We were seeking a scalable, enterprise solution to host our Airflow platform.
By leveraging Amazon Web Services’ (AWS) leading infrastructure and compute platform service, a scalable, redundant, fault-tolerant solution can be readily provisioned. Primary factors in the design of the solution include multi-environment deployment and management, reliability, security, ease of administration and operating cost.
Scope of Solution
This scope of this solution includes the provisioning of resources and services utilized across all environments (ie: “Terraform remote state”) as well as the initial configuration of a single environment for development purposes (ie: “dev environment”).
There will be configuration and adjustment to the environment after completion of the initial configuration.
Further, additional environments can be provisioned as needed (ie: “staging”, “pre-prod”, “prod”), also handled separately.
SOLUTION COMPONENTS
Tenancy, Environment and Account Model
Tenancy — the solution to serve a single tenant (Sequoia) and is to be composed of the application deployed within an environment which includes its own VPC, routes, subnets, security and other AWS resources.
A best practice three-tier network security model will be used to segment access of/to resources across the following subnets:
public,
private
data.
Environments — The solution will be deployed multiple times into separate environments for the purposes of various stages of the development lifecycle.

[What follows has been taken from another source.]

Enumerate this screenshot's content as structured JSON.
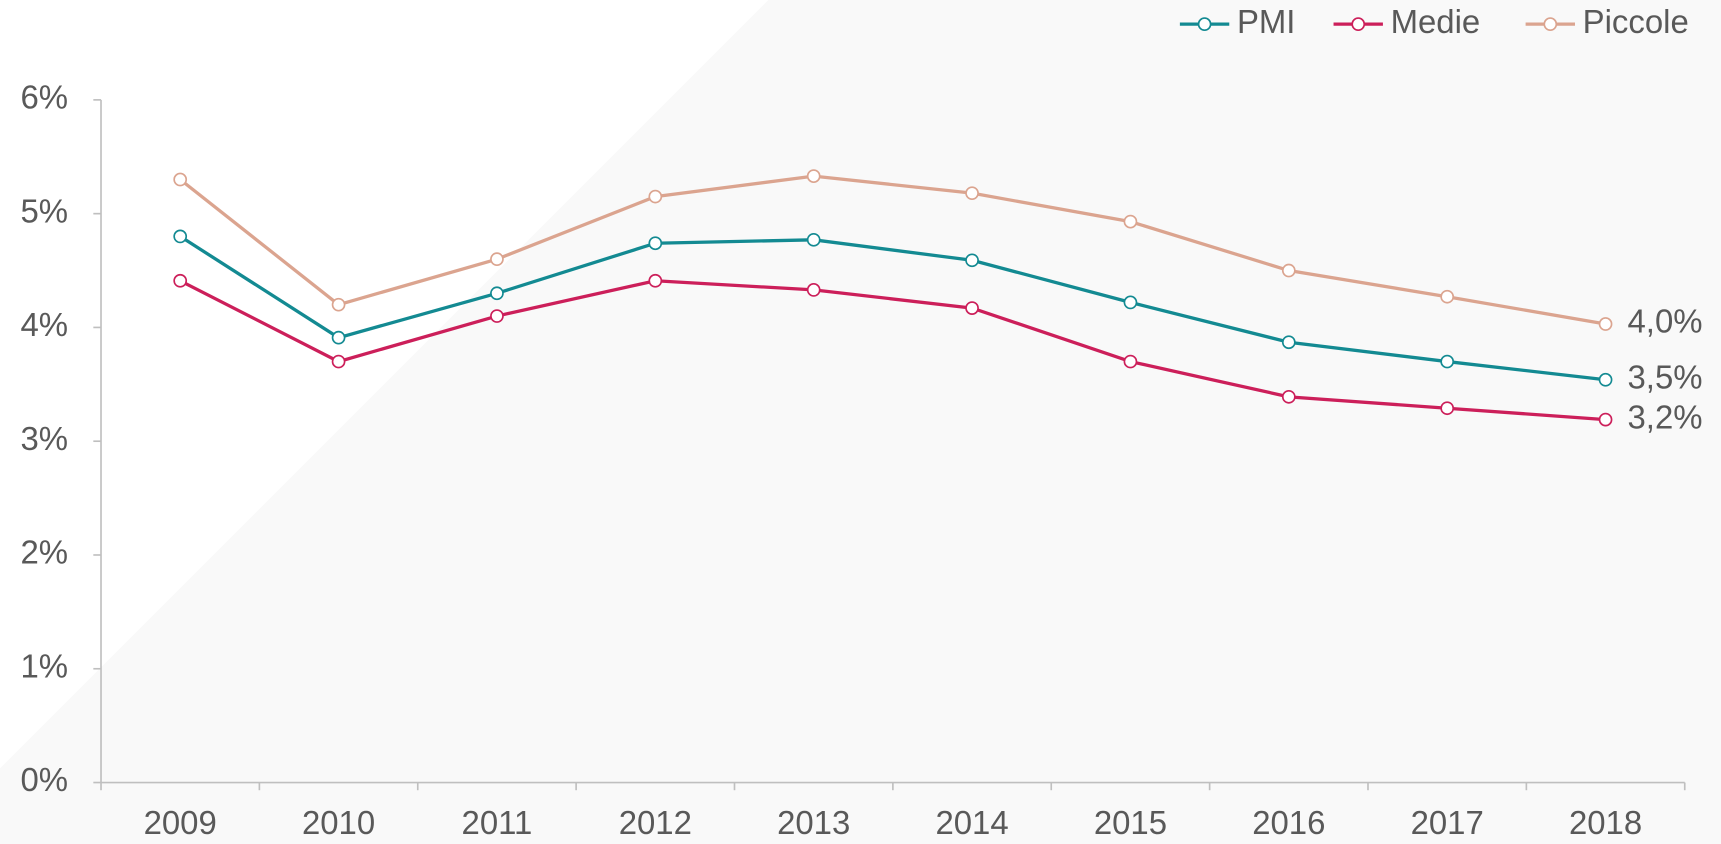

These environments align with the following code promotion path :
dev/staging => pre-prod => prod
Accounts — The solution will be spread across multiple AWS accounts for governance and management purposes. The production account will host the pre-prod and prod environments, while the non-production account will host the dev and staging environments.
Infrastructure-as-Code — Terraform
This solution will be created using following Infrastructure-as-Code principles. Terraform (https://www.terraform.io/) is a tool for building, changing, and versioning infrastructure safely and efficiently.

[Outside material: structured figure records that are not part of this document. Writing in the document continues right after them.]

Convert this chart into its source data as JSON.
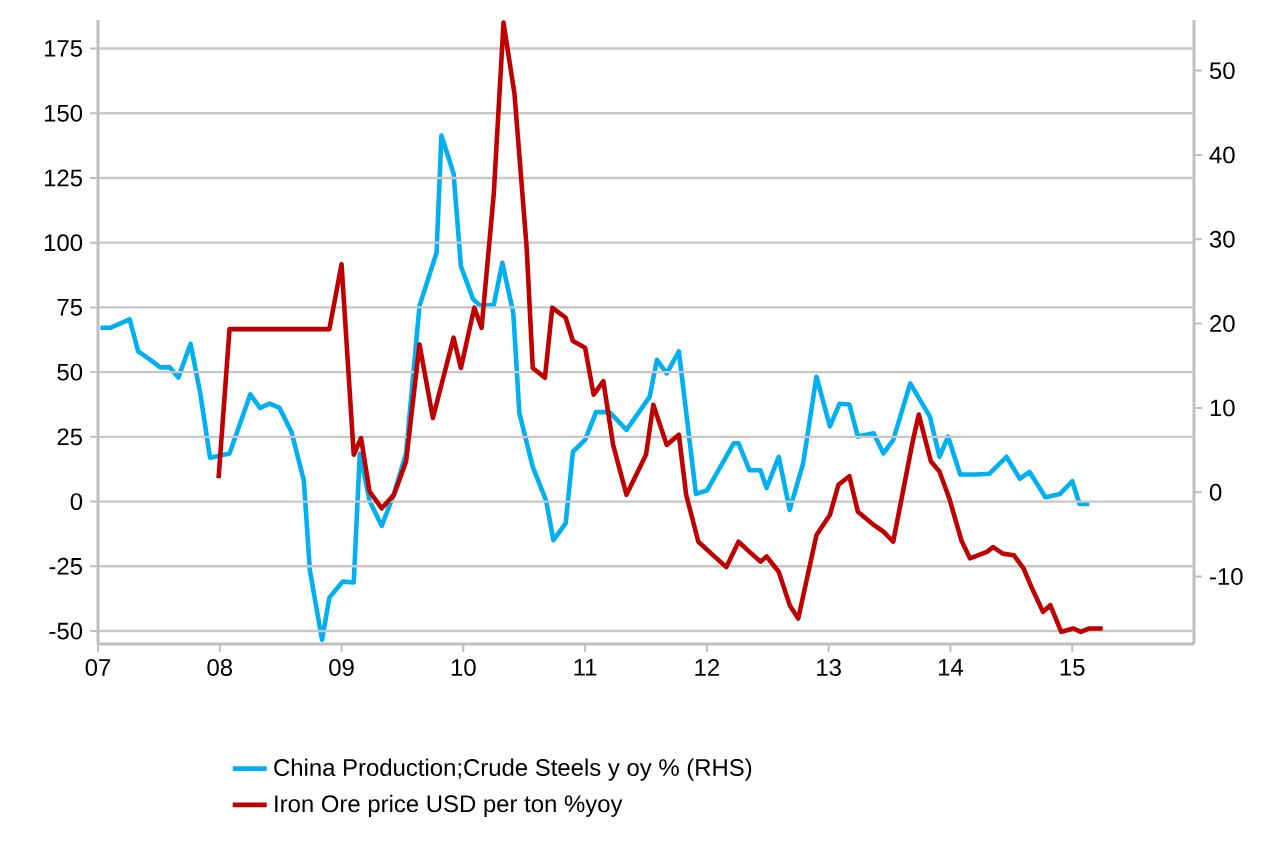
{
  "chart_data": {
    "type": "line",
    "xlim": [
      2007,
      2016
    ],
    "xticks": [
      {
        "value": 2007,
        "label": "07"
      },
      {
        "value": 2008,
        "label": "08"
      },
      {
        "value": 2009,
        "label": "09"
      },
      {
        "value": 2010,
        "label": "10"
      },
      {
        "value": 2011,
        "label": "11"
      },
      {
        "value": 2012,
        "label": "12"
      },
      {
        "value": 2013,
        "label": "13"
      },
      {
        "value": 2014,
        "label": "14"
      },
      {
        "value": 2015,
        "label": "15"
      }
    ],
    "ylim": [
      -55,
      186
    ],
    "yticks": [
      -50,
      -25,
      0,
      25,
      50,
      75,
      100,
      125,
      150,
      175
    ],
    "y2lim": [
      -18,
      56
    ],
    "y2ticks": [
      -10,
      0,
      10,
      20,
      30,
      40,
      50
    ],
    "grid": "y",
    "legend": "bottom",
    "series": [
      {
        "name": "China Production;Crude Steels y oy % (RHS)",
        "color": "#00b0f0",
        "axis": "y2",
        "x": [
          2007.02,
          2007.1,
          2007.26,
          2007.33,
          2007.43,
          2007.51,
          2007.59,
          2007.66,
          2007.76,
          2007.84,
          2007.92,
          2008.08,
          2008.25,
          2008.33,
          2008.41,
          2008.49,
          2008.59,
          2008.69,
          2008.74,
          2008.84,
          2008.9,
          2009.01,
          2009.1,
          2009.15,
          2009.23,
          2009.33,
          2009.43,
          2009.53,
          2009.64,
          2009.78,
          2009.82,
          2009.92,
          2009.98,
          2010.08,
          2010.14,
          2010.25,
          2010.32,
          2010.41,
          2010.46,
          2010.57,
          2010.68,
          2010.74,
          2010.84,
          2010.9,
          2011.0,
          2011.09,
          2011.2,
          2011.34,
          2011.53,
          2011.59,
          2011.67,
          2011.77,
          2011.91,
          2012.0,
          2012.11,
          2012.22,
          2012.26,
          2012.35,
          2012.44,
          2012.49,
          2012.59,
          2012.68,
          2012.79,
          2012.9,
          2013.01,
          2013.09,
          2013.17,
          2013.24,
          2013.37,
          2013.45,
          2013.53,
          2013.67,
          2013.83,
          2013.91,
          2013.98,
          2014.08,
          2014.21,
          2014.32,
          2014.46,
          2014.57,
          2014.65,
          2014.78,
          2014.9,
          2015.0,
          2015.06,
          2015.14
        ],
        "values": [
          19.5,
          19.5,
          20.5,
          16.7,
          15.7,
          14.8,
          14.8,
          13.6,
          17.6,
          11.7,
          4.1,
          4.6,
          11.6,
          10.0,
          10.5,
          10.0,
          7.1,
          1.4,
          -9.3,
          -17.5,
          -12.5,
          -10.6,
          -10.7,
          4.6,
          -1.0,
          -4.0,
          -0.2,
          4.6,
          22.1,
          28.4,
          42.3,
          37.8,
          26.8,
          22.9,
          22.1,
          22.2,
          27.2,
          21.3,
          9.4,
          3.0,
          -1.0,
          -5.7,
          -3.7,
          4.8,
          6.2,
          9.5,
          9.5,
          7.4,
          11.3,
          15.7,
          14.1,
          16.7,
          -0.2,
          0.2,
          3.0,
          5.8,
          5.8,
          2.6,
          2.6,
          0.5,
          4.2,
          -2.1,
          3.4,
          13.7,
          7.8,
          10.5,
          10.4,
          6.6,
          7.0,
          4.6,
          6.2,
          12.9,
          9.0,
          4.2,
          6.6,
          2.1,
          2.1,
          2.2,
          4.2,
          1.6,
          2.4,
          -0.6,
          -0.2,
          1.3,
          -1.4,
          -1.4
        ]
      },
      {
        "name": "Iron Ore price USD per ton %yoy",
        "color": "#c00000",
        "x": [
          2007.99,
          2008.08,
          2008.9,
          2009.0,
          2009.1,
          2009.16,
          2009.23,
          2009.33,
          2009.43,
          2009.53,
          2009.64,
          2009.75,
          2009.92,
          2009.98,
          2010.09,
          2010.15,
          2010.25,
          2010.33,
          2010.42,
          2010.52,
          2010.57,
          2010.67,
          2010.73,
          2010.84,
          2010.9,
          2011.0,
          2011.07,
          2011.15,
          2011.23,
          2011.34,
          2011.5,
          2011.56,
          2011.67,
          2011.77,
          2011.83,
          2011.93,
          2012.05,
          2012.16,
          2012.26,
          2012.35,
          2012.44,
          2012.49,
          2012.59,
          2012.68,
          2012.75,
          2012.9,
          2013.01,
          2013.08,
          2013.17,
          2013.24,
          2013.37,
          2013.45,
          2013.53,
          2013.69,
          2013.74,
          2013.84,
          2013.91,
          2013.99,
          2014.09,
          2014.16,
          2014.3,
          2014.35,
          2014.43,
          2014.52,
          2014.6,
          2014.67,
          2014.76,
          2014.82,
          2014.91,
          2015.01,
          2015.07,
          2015.14,
          2015.25
        ],
        "values": [
          9.0,
          66.6,
          66.6,
          91.7,
          18.1,
          24.5,
          3.9,
          -2.6,
          2.6,
          15.5,
          60.7,
          32.3,
          63.3,
          51.6,
          74.9,
          67.1,
          118.8,
          185,
          157.5,
          98.1,
          51.6,
          47.8,
          74.9,
          71.0,
          62.0,
          59.4,
          41.3,
          46.5,
          21.9,
          2.6,
          18.1,
          37.4,
          21.9,
          25.8,
          2.6,
          -15.5,
          -20.7,
          -25.3,
          -15.5,
          -19.4,
          -23.2,
          -21.2,
          -27.1,
          -40.0,
          -45.2,
          -12.9,
          -5.2,
          6.5,
          9.8,
          -3.9,
          -9.0,
          -11.6,
          -15.5,
          23.2,
          33.6,
          15.5,
          11.6,
          1.3,
          -15.0,
          -21.9,
          -19.4,
          -17.6,
          -20.1,
          -20.7,
          -25.8,
          -33.5,
          -42.6,
          -40.0,
          -50.3,
          -49.0,
          -50.3,
          -49.0,
          -49.0
        ]
      }
    ]
  }
}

By creating Terraform manifests for this solution, automation can be implemented for an environment to be managed, updated, and tracked using source control.
Additionally, the configuration manifests can be reused to deploy the environment multiple times, allowing for reduction of effort and consistency across environments.
Each environment will be designed for fault-tolerance and autoscaling to ensure uptime and reliability.
Additionally, each environment will have its own custom scaling parameters to ensure cost optimisation.
CI/CD Pipelines
Continuous Integration, Continuous Delivery, Continuous Deployment pipelines automate the building, testing and deployment of software solutions.
Jenkins (https://jenkins.io/) is an open source automation server which enables developers around the world to reliably build, test, and deploy their software.
The solution contains Jenkins pipelines for the building and deployment of each containerized component of the solution for each of the ECS services listed below, as well as a Jenkins pipeline for DAGs.
Application Architecture
The Airflow (https://airflow.apache.org/) application consists of multiple components.
Many of these components will be containerized and deployed within AWS’s Elastic Container Service (ECS) using Fargate, which facilitates cost-savings and simplicity of management with automated scaling of ECS Services.
The following components will be deployed as ECS Tasks to their own ECS Services:
Airflow Webserver
Flower for Celery
Airflow Worker
Airflow Scheduler
In Airflow, a DAG — or a Directed Acyclic Graph — is a collection of all the tasks that should be run, organized in a way that reflects their relationships and dependencies.
Deployment of updates to DAGs will be automated, using commits to source control repositories which trigger CI/CD pipelines to test and deploy the changes.
A common deployment scenario is a scripted update to a shared filesystem (such as Elastic File System, EFS) location that is monitored by and synchronized with the Airflow application.
For example, a commit to a github repo would cause a pipeline to be initiated in Jenkins. The pipeline would execute a script that synchronizes the content of the github branch with the shared filesystem, resulting in the Airflow application being updated with the changes.
Shared configuration will be stored in a redundant, fault-tolerant database using RDS MySQL. Additionally, the queue of tasks will be backed by a Redis database.
Lastly, the website components of the application will be served through an Application Load Balancer (ALB) to facilitate running multiple copies of the website components to achieve fault-tolerance.